Y lo sostenía mientras caminaba por el centro de la ciudad pensando que algo se me estaba escapando, pero sin saber qué, hasta que, al cruzar un parque, ensimismada en mis cosas y, de hecho, pensando en mi propia escritura, he recordado una anécdota que leí en un ensayo estupendo hace unos meses, un libro que saqué de la biblioteca digital unos días antes de que Cloe muriera y que leí un poco a trompicones, pero me pareció que tenía una profundidad que quizás me había perdido, y quería tomar mis notas, así que lo reservé de nuevo y todavía no me ha llegado oportunidad de releerlo.

En el libro, la autora hablaba muchas veces de la importancia de la habitación propia, del habitáculo de la escritura (de hecho, dice que prefiere un escritorio que mire a la pared para no tener vistas que nublen la imaginación), y contaba de cuando se fue un tiempo a una cabaña que le prestaron para escribir.

¿Cómo?

 
Virginia Woolf en su habitación propia

 

Efectivamente, era la misma persona. Hace unos meses no sabía nada de Annie Dillard, y como me la encontré en un momento regular, la leí con gusto, aunque sin foco, y no investigué sobre ella. Hoy hemos tenido una nueva oportunidad. La he comprado creyendo que no la conocía, pero sí la conocía. Y ya me gustaba. ¿No es bonito eso?

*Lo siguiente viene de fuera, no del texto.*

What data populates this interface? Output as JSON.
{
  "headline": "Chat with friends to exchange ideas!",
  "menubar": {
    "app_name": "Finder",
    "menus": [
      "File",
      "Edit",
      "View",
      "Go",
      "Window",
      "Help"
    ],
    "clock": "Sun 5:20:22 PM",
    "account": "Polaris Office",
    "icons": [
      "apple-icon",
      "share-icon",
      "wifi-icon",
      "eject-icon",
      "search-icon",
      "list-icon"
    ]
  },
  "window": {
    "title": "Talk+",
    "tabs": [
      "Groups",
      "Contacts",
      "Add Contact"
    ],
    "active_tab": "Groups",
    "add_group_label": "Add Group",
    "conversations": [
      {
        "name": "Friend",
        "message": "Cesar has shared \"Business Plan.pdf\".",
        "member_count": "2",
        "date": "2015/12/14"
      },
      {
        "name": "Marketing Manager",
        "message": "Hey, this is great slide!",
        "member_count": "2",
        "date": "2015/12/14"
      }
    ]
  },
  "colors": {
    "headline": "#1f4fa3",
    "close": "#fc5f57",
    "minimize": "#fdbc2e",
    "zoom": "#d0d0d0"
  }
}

A mí me lo parece, porque me da la sensación de que lo que es para una es para una aunque una se empeñe en no prestar atención una y otra vez.

La anécdota que he recordado era algo así (quizás no era del todo así, pero no tengo el libro y no puedo confirmarlo):

Un amigo pintor que vivía cerca fue a la cabaña a visitarla, y cuando ella le preguntó cómo iba su trabajo, él empezó a contarle que hacía unos días se metió con la barca en el lago para rescatar un hermoso tronco de árbol que flotaba a la deriva. Remó y remó y cuando logró alcanzarlo, la marea cambió de repente, arrastrándole inexorablemente en dirección contraria, durante toda la noche, mientras él seguía remando en dirección a su casa, toda la noche. Al llegar el día, sin previo aviso, la marea cambió, y, remando, remando, consiguió llegar hasta su propia cabaña. Así va mi trabajo, le dijo. Me siento atrapado en medio de la corriente, pero sigo remando sin parar, esperando que en algún momento la marea cambie y me venga a favor y me acerque a casa.

 

Annie Dillard en su habitación propia

 

Durante muchos meses he estado con esta sensación en mi trabajo. Te hablé de ello al principio de estas Cartas, pero mis sensaciones eran muy complejas y no he escrito sobre ellas en profundidad.

Sin embargo, aquí seguía, sin haber logrado deshacer el nudo, ni encontrar una vía que me convenciera, sin entender muy bien quién era yo ya a nivel profesional ni quién quería llegar a ser.

Bueno, esto último no es verdad.

Yo sí sé quién quiero llegar a ser, pero tengo miedo de no tener el talento ni la capacidad para serlo, así que me lo voy negando una y otra vez y, para no fracasar, no lo intento.

Un mecanismo clásico que trato de iluminar una y otra vez para mis alumnas, pero que, por supuesto, en carne propia es diferente.

Total, que después de remar y remar y esperar y esperar a que la marea cambiase, porque sé que siempre cambia, le seguí dando vueltas y vueltas sin encontrar una solución satisfactoria. Y la semana pasada, escuchando un podcast (esta tertulia de Itnig sobre la creación de contenido, que me confirmó lo que ya sabía sobre este negocio), recuperé una idea antigua que, en realidad, con una mirada un poco distinta, parece tener sentido tanto para Oye Deb como para mí.

No sé qué pasará, pero, si todo va bien, en septiembre estará en marcha. Como siempre, me lo tomo como un experimento.

Deseo que estos meses te sean favorables, que las mareas empujen tu barca hacia donde deseas ir, que ojalá te encuentres más contigo misma a través de la escritura (y ojalá con Mi Diario), y que el gozo de estar viva te atraviese a menudo.